WASHINGTON — A Diamond Bar company headed by former Veterans Affairs Secretary Anthony J. Principi could get fees exceeding $1 billion from the VA, much of it on contracts approved and amended while he ran the agency, records show.
Principi was president of the medical services company QTC Management Inc. before he joined President Bush's Cabinet in 2001. He ran the VA for four years, then returned to the firm as chairman of the board.
While he was VA secretary, Principi's past and future corporate home collected about $246 million in fees, according to VA records. Congressional Budget Office projections show the contracts could be worth as much as $1.2 billion through 2008.
Principi said he had no role in awarding, amending or administering VA contracts with QTC.
"While at the VA, I had no contact with QTC on any business matter and recused myself entirely from any issues or business that QTC might have had with the VA," he said in e-mail responses to written questions. He said he complied with federal statutes barring contact with the VA after his departure.
Citing his two sons' recent combat service, Principi said: "Caring for these young men and women we send to war is the only thing that motivates me whether I'm in public service or in any aspect of business, where their interests are at stake."
Whether, or to what extent, Principi stands to benefit from QTC's success was not determined. He said he held nonvested stock options in QTC, but did not say how many shares.
Principi's firm administers medical exams to veterans seeking disability assistance. It also examines soldiers before they are discharged. The results of the exams play a substantial role in VA disability benefit decisions.
Though the VA is QTC's biggest customer, the company does similar exams for other agencies and private insurers.
According to its website, QTC owns and operates 31 medical evaluation facilities and has produced "more than 2.5 million" medical exams and reports.
Principi, deputy VA secretary and acting secretary under President George H.W. Bush, also served as Republican chief counsel and staff director of the Senate Armed Services Committee a decade ago.

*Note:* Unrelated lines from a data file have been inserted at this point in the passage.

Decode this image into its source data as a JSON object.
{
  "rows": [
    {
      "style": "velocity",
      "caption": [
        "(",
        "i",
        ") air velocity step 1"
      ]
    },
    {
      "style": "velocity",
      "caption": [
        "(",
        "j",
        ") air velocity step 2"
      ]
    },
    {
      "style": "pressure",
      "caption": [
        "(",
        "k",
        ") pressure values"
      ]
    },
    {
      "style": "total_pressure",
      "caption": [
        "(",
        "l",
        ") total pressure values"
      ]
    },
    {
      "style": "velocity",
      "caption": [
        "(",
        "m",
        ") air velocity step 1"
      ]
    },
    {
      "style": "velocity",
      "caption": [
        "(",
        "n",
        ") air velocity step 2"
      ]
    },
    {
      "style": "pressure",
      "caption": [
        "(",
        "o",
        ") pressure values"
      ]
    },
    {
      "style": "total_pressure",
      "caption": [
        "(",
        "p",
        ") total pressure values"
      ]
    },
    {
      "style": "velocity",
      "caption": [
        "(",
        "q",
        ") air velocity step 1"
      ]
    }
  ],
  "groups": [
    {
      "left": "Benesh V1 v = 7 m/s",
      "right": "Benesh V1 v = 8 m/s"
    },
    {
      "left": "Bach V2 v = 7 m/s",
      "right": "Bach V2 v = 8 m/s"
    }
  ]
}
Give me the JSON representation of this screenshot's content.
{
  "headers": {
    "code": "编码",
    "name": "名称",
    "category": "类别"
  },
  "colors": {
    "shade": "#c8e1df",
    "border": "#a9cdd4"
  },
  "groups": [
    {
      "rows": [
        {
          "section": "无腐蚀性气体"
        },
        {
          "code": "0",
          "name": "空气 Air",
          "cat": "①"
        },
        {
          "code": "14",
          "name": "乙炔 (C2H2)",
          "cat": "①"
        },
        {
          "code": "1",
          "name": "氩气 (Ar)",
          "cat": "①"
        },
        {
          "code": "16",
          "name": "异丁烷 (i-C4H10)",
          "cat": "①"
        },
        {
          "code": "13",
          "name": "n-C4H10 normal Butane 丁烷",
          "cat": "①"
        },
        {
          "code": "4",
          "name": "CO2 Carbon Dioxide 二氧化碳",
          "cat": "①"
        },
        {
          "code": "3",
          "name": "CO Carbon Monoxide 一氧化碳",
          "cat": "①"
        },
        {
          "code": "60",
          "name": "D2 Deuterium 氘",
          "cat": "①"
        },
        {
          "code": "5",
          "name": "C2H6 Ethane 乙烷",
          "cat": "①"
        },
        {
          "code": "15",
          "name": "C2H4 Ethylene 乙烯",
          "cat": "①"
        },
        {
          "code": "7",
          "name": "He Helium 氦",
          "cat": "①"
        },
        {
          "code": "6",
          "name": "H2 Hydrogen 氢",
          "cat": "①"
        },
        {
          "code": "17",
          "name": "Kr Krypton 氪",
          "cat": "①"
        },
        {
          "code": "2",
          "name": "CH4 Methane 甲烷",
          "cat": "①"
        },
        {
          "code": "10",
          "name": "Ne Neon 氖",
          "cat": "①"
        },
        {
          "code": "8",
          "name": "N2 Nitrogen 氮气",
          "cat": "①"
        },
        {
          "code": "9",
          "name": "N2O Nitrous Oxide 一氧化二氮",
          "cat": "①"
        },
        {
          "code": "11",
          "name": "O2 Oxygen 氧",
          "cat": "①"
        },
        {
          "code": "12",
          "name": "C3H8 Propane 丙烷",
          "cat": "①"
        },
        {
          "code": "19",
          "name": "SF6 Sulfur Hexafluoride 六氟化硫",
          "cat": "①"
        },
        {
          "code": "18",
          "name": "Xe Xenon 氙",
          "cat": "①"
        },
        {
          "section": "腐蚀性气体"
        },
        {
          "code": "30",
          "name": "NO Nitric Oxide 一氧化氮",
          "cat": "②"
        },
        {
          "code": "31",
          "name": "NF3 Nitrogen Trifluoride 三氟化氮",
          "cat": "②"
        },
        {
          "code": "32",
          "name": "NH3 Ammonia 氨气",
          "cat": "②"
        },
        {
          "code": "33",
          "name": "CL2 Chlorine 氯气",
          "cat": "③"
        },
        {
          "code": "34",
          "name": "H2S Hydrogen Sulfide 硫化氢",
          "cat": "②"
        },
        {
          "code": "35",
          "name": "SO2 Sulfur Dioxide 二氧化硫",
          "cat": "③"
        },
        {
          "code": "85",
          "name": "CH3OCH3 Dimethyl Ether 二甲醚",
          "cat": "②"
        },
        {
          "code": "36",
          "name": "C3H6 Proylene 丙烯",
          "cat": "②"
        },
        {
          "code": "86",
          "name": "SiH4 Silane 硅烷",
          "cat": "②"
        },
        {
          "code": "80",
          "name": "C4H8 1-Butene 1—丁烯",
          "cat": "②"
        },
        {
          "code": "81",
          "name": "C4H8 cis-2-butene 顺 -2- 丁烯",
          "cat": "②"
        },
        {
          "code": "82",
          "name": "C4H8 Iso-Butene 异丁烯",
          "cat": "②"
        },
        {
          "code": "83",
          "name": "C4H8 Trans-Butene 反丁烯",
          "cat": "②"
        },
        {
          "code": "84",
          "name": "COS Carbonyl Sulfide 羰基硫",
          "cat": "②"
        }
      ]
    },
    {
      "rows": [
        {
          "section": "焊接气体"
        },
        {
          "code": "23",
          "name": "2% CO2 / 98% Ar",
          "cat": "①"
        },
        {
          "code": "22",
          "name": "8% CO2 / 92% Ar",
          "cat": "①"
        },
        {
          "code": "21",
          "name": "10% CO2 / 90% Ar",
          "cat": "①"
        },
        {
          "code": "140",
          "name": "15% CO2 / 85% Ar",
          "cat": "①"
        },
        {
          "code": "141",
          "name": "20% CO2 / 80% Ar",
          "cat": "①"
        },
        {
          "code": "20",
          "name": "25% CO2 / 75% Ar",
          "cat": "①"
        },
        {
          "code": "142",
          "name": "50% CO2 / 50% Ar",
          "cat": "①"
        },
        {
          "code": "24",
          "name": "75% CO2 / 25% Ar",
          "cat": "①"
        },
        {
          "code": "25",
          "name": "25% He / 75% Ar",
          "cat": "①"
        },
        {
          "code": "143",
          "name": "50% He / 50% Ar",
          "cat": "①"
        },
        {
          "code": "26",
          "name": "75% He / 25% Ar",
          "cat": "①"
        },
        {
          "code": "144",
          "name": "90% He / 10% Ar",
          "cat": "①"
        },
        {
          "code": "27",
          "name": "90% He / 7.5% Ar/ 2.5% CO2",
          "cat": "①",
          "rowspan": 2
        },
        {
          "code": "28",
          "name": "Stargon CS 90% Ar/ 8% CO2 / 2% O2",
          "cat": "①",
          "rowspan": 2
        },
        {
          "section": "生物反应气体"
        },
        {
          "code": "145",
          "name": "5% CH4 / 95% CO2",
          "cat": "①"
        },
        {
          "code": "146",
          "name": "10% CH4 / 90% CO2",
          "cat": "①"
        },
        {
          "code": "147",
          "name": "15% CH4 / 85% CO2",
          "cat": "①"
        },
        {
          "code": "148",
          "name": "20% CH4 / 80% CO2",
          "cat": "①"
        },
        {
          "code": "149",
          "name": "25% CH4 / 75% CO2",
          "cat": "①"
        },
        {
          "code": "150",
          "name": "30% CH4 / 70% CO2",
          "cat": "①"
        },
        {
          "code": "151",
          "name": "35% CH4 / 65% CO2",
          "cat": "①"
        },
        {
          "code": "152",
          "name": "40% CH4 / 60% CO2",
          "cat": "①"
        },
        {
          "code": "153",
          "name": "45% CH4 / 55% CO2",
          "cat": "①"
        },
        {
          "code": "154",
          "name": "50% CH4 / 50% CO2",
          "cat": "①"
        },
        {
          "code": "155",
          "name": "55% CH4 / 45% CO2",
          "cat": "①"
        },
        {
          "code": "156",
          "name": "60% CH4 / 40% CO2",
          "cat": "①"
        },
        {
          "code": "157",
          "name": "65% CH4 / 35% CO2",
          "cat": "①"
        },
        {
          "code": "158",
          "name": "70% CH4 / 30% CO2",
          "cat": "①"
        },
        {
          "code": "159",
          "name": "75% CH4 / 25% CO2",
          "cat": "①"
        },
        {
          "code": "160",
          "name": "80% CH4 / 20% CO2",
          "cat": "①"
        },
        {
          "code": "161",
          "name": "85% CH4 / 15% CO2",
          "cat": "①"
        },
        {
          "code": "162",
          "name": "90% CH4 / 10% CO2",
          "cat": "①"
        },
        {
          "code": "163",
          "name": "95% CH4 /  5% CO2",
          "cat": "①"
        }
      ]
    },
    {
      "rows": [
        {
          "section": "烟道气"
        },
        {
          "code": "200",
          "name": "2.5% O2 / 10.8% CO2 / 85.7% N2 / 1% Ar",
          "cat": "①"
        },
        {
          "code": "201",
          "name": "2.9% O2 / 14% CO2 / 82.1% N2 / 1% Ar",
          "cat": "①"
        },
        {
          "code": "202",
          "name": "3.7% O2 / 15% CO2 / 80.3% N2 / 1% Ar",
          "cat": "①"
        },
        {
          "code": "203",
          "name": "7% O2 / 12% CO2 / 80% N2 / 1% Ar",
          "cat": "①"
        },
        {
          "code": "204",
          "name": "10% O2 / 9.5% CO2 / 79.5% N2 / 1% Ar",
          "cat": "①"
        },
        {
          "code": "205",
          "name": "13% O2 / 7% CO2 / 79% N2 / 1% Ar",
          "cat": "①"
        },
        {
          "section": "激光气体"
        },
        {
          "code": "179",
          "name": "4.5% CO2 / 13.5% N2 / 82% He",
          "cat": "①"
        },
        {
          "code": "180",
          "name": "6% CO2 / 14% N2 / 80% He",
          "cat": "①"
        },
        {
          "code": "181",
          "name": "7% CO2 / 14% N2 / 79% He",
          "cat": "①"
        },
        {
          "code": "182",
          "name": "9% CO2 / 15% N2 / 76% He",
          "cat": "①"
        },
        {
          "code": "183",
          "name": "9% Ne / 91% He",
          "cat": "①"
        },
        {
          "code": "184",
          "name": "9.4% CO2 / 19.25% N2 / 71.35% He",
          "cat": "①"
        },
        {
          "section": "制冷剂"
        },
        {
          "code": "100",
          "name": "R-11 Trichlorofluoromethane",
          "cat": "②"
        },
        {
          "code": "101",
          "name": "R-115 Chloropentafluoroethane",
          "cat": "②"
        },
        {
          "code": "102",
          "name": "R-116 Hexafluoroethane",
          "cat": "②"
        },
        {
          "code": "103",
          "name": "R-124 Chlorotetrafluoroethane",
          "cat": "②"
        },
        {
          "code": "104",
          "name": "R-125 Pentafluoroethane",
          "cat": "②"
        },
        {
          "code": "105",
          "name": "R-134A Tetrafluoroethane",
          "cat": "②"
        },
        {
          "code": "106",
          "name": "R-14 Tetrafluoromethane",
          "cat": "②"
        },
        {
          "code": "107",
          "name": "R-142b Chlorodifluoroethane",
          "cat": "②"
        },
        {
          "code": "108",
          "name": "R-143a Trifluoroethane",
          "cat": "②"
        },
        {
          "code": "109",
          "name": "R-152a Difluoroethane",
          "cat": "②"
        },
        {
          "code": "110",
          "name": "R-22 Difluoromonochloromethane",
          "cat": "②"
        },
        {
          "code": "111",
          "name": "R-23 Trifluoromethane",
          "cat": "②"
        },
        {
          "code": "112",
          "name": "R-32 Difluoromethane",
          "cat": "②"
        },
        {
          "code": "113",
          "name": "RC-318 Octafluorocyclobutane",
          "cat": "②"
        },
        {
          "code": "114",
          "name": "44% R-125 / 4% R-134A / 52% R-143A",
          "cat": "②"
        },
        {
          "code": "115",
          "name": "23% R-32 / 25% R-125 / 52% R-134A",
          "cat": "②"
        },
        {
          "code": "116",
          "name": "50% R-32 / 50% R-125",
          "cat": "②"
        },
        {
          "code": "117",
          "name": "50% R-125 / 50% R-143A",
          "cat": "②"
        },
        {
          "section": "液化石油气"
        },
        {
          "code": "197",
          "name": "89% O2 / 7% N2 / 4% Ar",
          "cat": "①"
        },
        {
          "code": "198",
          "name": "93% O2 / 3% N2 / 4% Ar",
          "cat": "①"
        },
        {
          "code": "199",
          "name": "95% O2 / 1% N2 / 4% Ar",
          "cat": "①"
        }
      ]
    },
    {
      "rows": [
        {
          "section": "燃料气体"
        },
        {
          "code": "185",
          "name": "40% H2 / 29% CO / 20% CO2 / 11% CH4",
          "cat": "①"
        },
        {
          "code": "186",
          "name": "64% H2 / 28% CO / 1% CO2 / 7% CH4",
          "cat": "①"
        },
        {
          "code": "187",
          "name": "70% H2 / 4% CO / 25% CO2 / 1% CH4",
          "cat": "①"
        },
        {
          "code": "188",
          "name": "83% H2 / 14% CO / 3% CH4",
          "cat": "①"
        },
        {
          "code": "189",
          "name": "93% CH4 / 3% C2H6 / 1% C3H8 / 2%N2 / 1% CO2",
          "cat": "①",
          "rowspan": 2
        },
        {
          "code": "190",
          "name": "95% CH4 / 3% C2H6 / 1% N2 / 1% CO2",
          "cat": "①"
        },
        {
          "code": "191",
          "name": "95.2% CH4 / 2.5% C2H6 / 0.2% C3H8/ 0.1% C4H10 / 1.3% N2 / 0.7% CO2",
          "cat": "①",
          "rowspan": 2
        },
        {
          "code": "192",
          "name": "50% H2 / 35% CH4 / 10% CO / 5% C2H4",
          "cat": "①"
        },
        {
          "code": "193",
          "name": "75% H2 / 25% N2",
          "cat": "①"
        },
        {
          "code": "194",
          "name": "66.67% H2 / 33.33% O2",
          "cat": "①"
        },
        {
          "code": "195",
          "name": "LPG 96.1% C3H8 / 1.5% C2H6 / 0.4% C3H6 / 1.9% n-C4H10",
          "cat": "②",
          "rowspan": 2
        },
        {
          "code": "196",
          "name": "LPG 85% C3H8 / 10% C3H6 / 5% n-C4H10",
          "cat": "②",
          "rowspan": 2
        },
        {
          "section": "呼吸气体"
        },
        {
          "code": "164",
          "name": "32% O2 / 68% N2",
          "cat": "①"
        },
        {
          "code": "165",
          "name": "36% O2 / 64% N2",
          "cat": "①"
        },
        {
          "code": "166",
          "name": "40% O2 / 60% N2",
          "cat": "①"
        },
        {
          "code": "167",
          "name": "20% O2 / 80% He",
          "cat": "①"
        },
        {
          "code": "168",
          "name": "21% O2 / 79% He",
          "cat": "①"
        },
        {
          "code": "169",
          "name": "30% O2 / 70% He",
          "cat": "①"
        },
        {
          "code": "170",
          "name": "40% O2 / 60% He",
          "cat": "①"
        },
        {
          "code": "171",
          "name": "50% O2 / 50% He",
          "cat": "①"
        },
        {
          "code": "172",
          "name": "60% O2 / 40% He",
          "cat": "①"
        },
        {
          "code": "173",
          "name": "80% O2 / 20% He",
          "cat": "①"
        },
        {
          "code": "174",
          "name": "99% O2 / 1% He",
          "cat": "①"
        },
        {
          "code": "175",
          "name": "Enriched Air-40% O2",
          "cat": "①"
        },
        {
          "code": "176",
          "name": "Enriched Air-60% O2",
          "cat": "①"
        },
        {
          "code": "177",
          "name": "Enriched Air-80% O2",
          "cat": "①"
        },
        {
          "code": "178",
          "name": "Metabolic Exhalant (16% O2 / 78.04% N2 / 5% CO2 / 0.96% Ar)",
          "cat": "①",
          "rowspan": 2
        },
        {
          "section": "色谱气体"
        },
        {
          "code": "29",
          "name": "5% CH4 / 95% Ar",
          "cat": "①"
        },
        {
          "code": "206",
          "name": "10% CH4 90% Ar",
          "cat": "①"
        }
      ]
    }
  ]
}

Principi graduated from the U.S. Naval Academy in Annapolis, Md., and is a Vietnam veteran. He was a partner in the San Diego law firm Luce, Forward, Hamilton & Scripps, according to his White House biography.
In 1996, he was named chairman of a congressional task force on veterans issues. His panel recommended having a standardized, comprehensive physical exam for outgoing military personnel. That recommendation led to exams conducted by QTC.
The firm began its relationship with the VA in 1998, conducting disability exams under a pilot program. Principi joined the company in 1999.
QTC's initial performance drew some criticism. As mandated by Congress, its work was reviewed by a private consulting firm, which said QTC's fees were much higher than expected.
A QTC hearing exam, for instance, averaged $495.55 compared with $89.80 for an in-house VA exam. Even with an adjustment for possible hidden VA costs, the difference exceeded 400%. For a general medical exam, QTC's average fee was $393.52 compared with the VA's $225.58, the consultants found. They recommended further cost-comparison studies, but such an analysis was not done.
VA officials, in a written response to Times questions, said a follow-up study was not done "because the [QTC] fee schedule was studied carefully by the technical evaluation teams and found to be reasonable and fair."
In the program's third year, Principi was nominated to be VA secretary. He told the Senate panel considering his confirmation that he had "terminated all relationships with QTC and waived any and all future rights or benefits that could flow from [his] relationship with that organization."
Still, Principi's 2001 financial disclosure listed a $250,000 bonus he said he received from QTC before his confirmation Jan. 23.
The next year, he was photographed with QTC officials at a business forum in Orange County. Principi was the featured speaker, and QTC's founder and then-principal owner, Steeve Kay, was a sponsor.
Right after becoming head of the VA, Principi appointed a task force on the backlog of veterans' claims. In its report to Principi, the panel lauded QTC's performance and recommended that the medical exam program continue or expand.
Principi said he had nothing to do with that review or the recommendation. The head of that panel later was appointed a top deputy to Principi.
The favorable Principi task force report was cited as justification for language inserted in the 2003 VA budget authorizing continuation and expansion of the program. That extension and expansion had been requested by Principi's agency.